Räume und Ängste.

Es gibt Räume,

die mein Herz höher schlagen lassen. Aber nicht, weil ich Schmetterlinge im Bauch habe.

die mich aufregen. Aber nicht, weil meine Vorfreude so groß ist.

in denen ich keinen Appetit verspüre. Aber nicht, weil Luft & Liebe alles ist, was ich zum Leben brauche.

in denen ich mir keine Pausen gönne. Aber nicht, weil ich Langeweile nicht ausstehen kann.

in die ich nicht (hinein) passe. Aber nicht, weil ich zu viel Raum einnehme.

in denen ich verstumme. Aber nicht, weil ich anderen so gerne zuhöre.

vor und in denen ich Angst habe.

Angst. Ein Phänomen? Etwas, das ich bin? (ängstlich!) Irrational? Krankheit? Einbildung? Nur in meinem Kopf?

Hab dich nicht so. Sei doch … Alles wird gut. War doch nicht so schlimm. Wie beim “kleinen Angsthasen“?

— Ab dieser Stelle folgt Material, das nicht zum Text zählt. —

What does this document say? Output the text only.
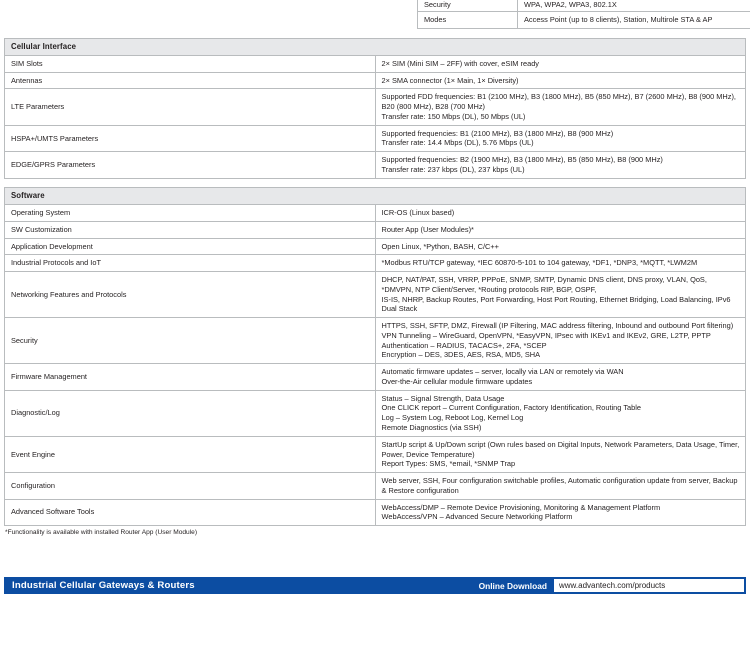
Security	WPA, WPA2, WPA3, 802.1X
Modes	Access Point (up to 8 clients), Station, Multirole STA & AP
Cellular Interface	
SIM Slots	2× SIM (Mini SIM – 2FF) with cover, eSIM ready

Antennas	2× SMA connector (1× Main, 1× Diversity)

LTE Parameters	Supported FDD frequencies: B1 (2100 MHz), B3 (1800 MHz), B5 (850 MHz), B7 (2600 MHz), B8 (900 MHz), B20 (800 MHz), B28 (700 MHz)
Transfer rate: 150 Mbps (DL), 50 Mbps (UL)

HSPA+/UMTS Parameters	Supported frequencies: B1 (2100 MHz), B3 (1800 MHz), B8 (900 MHz)
Transfer rate: 14.4 Mbps (DL), 5.76 Mbps (UL)

EDGE/GPRS Parameters	Supported frequencies: B2 (1900 MHz), B3 (1800 MHz), B5 (850 MHz), B8 (900 MHz)
Transfer rate: 237 kbps (DL), 237 kbps (UL)
Software	
Operating System	ICR-OS (Linux based)

SW Customization	Router App (User Modules)*

Application Development	Open Linux, *Python, BASH, C/C++

Industrial Protocols and IoT	*Modbus RTU/TCP gateway, *IEC 60870-5-101 to 104 gateway, *DF1, *DNP3, *MQTT, *LWM2M

Networking Features and Protocols	DHCP, NAT/PAT, SSH, VRRP, PPPoE, SNMP, SMTP, Dynamic DNS client, DNS proxy, VLAN, QoS, *DMVPN, NTP Client/Server, *Routing protocols RIP, BGP, OSPF,
IS-IS, NHRP, Backup Routes, Port Forwarding, Host Port Routing, Ethernet Bridging, Load Balancing, IPv6 Dual Stack

Security	HTTPS, SSH, SFTP, DMZ, Firewall (IP Filtering, MAC address filtering, Inbound and outbound Port filtering)
VPN Tunneling – WireGuard, OpenVPN, *EasyVPN, IPsec with IKEv1 and IKEv2, GRE, L2TP, PPTP
Authentication – RADIUS, TACACS+, 2FA, *SCEP
Encryption – DES, 3DES, AES, RSA, MD5, SHA

Firmware Management	Automatic firmware updates – server, locally via LAN or remotely via WAN
Over-the-Air cellular module firmware updates

Diagnostic/Log	Status – Signal Strength, Data Usage
One CLICK report – Current Configuration, Factory Identification, Routing Table
Log – System Log, Reboot Log, Kernel Log
Remote Diagnostics (via SSH)

Event Engine	StartUp script & Up/Down script (Own rules based on Digital Inputs, Network Parameters, Data Usage, Timer, Power, Device Temperature)
Report Types: SMS, *email, *SNMP Trap

Configuration	Web server, SSH, Four configuration switchable profiles, Automatic configuration update from server, Backup & Restore configuration

Advanced Software Tools	WebAccess/DMP – Remote Device Provisioning, Monitoring & Management Platform
WebAccess/VPN – Advanced Secure Networking Platform
*Functionality is available with installed Router App (User Module)
Industrial Cellular Gateways & Routers	Online Download	www.advantech.com/products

Ich hatte schon Angst vor Insekten und Wasser.
Ich hatte schon Angst vor’m Sprechen, vor’m Versagen. Ver_Sagen.
Ich ver_sage nicht, ich bekomme etwas ver_sagt. Zuneigung, Liebe, Wertschätzung. Zum Beispiel, weil meine Stimme ver_sagt. “Rede ordentlich!” “Kannst du nicht sprechen?” “Konzentrier’ dich, wenn du sprichst!” #Eltern
Ich fange an zu stottern, wenn ich Angst habe, aufgeregt bin, mich gestresst fühle. Ich ent_sage mir selbst Liebe, Zuneigung, Wertschätzung, wenn ich Angst habe, aufgeregt bin, mich gestresst fühle.

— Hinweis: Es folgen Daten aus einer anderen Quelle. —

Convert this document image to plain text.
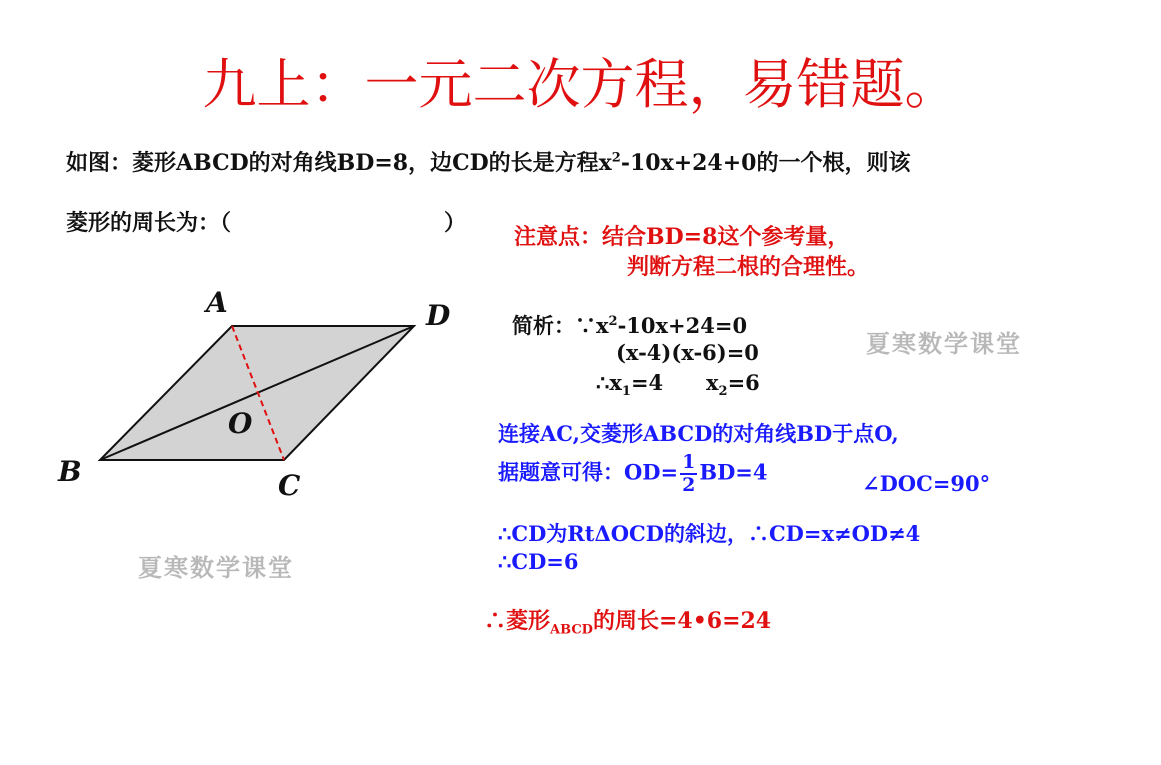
九上：一元二次方程，易错题。
如图：菱形ABCD的对角线BD=8，边CD的长是方程$x^2-10x+24+0$的一个根，则该
菱形的周长为：（	）
注意点：结合BD=8这个参考量，
判断方程二根的合理性。
A	D
B	C
O
夏寒数学课堂
夏寒数学课堂
简析：$\because x^2-10x+24=0$
(x-4)(x-6)=0
$\therefore x_1=4$ $x_2=6$
连接AC,交菱形ABCD的对角线BD于点O,
据题意可得：$OD= \frac{1}{2} BD=4$	∠DOC=90°
∴CD为RtΔOCD的斜边，∴CD=x≠OD≠4
∴CD=6
∴菱形$_{ABCD}$的周长=4•6=24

“Ich habe dir was zum Lesen mitgebracht. Es geht um deine Krankheit. Ist ganz interessant.” – “Ich habe keine ‘generalisierte Angststörung’, Mutter. Ich habe Panikattacken.” – “Achso.” #Gesprächbeendet

Ich hatte schon Angst vor der Angst. Weil sie mich handlungsunfähig macht. Weil sie sich so übermächtig anfühlt und ich mich ohnmächtig fühle. Weil ich Angst habe, dass die Angst mich umbringt. Angst zu sterben. Keine Angst vor dem Tod, solange ich selbst darüber entscheiden kann, ob ich sterben will oder nicht. Suizidgedanken sind Selbstermächtigung in Momenten größter Ohnmacht.

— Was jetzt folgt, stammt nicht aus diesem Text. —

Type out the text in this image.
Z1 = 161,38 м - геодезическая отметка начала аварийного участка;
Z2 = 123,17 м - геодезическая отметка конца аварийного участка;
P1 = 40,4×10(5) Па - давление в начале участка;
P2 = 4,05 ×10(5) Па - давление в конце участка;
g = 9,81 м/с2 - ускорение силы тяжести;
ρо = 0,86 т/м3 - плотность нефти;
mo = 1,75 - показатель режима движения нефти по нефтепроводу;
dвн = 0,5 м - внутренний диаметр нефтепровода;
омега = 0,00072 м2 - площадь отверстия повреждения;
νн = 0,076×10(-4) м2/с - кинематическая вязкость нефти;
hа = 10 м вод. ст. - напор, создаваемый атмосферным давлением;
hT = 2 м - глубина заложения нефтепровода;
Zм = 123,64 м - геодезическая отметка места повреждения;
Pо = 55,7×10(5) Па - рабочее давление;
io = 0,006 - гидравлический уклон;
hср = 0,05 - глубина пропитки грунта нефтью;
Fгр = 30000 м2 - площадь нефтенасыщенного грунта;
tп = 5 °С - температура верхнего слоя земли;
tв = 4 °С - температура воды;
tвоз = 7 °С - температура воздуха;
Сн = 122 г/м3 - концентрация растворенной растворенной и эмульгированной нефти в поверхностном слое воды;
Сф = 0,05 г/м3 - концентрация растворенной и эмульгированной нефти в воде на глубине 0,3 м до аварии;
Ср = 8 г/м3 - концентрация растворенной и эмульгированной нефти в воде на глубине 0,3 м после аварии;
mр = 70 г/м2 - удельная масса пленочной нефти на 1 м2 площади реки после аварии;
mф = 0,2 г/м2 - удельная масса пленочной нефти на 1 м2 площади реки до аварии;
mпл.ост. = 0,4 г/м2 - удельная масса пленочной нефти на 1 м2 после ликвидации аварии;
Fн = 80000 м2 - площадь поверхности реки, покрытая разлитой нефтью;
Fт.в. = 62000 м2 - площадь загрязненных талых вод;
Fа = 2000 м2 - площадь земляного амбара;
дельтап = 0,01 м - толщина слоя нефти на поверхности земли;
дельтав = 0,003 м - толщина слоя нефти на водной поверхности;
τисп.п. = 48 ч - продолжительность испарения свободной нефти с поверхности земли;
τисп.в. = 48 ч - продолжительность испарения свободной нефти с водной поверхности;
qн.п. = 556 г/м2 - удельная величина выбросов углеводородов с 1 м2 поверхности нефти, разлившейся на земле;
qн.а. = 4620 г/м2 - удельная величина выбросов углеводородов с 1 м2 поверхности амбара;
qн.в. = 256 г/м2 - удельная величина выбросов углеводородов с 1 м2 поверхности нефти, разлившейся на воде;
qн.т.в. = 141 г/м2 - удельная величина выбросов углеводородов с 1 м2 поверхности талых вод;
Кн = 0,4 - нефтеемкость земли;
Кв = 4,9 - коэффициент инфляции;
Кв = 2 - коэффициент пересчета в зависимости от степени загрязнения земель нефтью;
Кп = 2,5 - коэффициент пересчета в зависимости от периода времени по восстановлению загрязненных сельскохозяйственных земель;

Ich hatte schon Angst vor meiner prügelnden Ex-Freundin. Vor ihren Erniedrigungen. Vor ihren Kontrollen. Davor, dass sie es wieder einmal schafft, sich zum Opfer zu machen und mir die Schuld dafür zu geben.
Ich hatte schon Angst (davor), die Verantwortung für die Ängste anderer zu übernehmen. Weil es meine Ängste antickt. Antickt, mir Liebe, Zuneigung und Wertschätzung zu ent_sagen, antickt, dass mir Liebe, Zuneigung und Wertschätzung ver_sagt wird, weil ich anderen meine Verantwortungsübernahme für ihre Ängste ver_sagt habe. Weil ich ver_sagt habe.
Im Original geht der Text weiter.